According to a New York Times report by Charlie Savage, the National Security Agency is ceasing to conduct "about" collection under Section 702 due to difficulty in complying with regulations imposed by the Foreign Intelligence Surveillance Court.
The N.S.A. made the change to resolve problems it was having complying with special rules imposed by the Foreign Intelligence Surveillance Court in 2011 to protect Americans’ privacy. For technical reasons, the agency ended up collecting messages sent and received domestically as a byproduct of such surveillance, the officials said.
The problem stemmed from certain bundled messages that internet companies sometimes packaged together and transmitted as a unit. If even one of them had a foreign target’s email address somewhere in it, all were sucked in.
After the N.S.A. brought that issue to the court’s attention in 2011, a judge ruled that it violated the Fourth Amendment, which bars unreasonable searches. The agency then proposed putting the bundled messages in a special repository to which analysts, searching through intercepts to write intelligence reports, would generally not have access. The court permitted that type of collection to continue with that restriction.

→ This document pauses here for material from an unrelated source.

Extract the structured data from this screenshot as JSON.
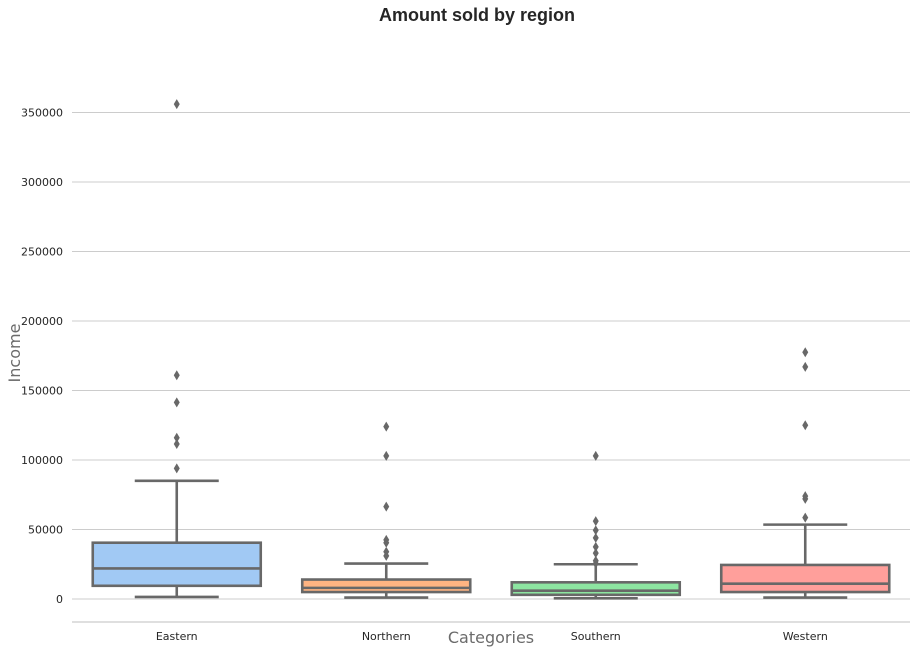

But last year, officials said, the N.S.A. discovered that analysts were querying the bundled messages in a way that did not comply with those rules. The agency brought the matter to the court’s attention, resulting in a delay in reauthorizing the broader warrantless surveillance program until the agency proposed ceasing this collection practice.
The Daily Beast adds that a ruling on the matter from FISC may soon be publicized.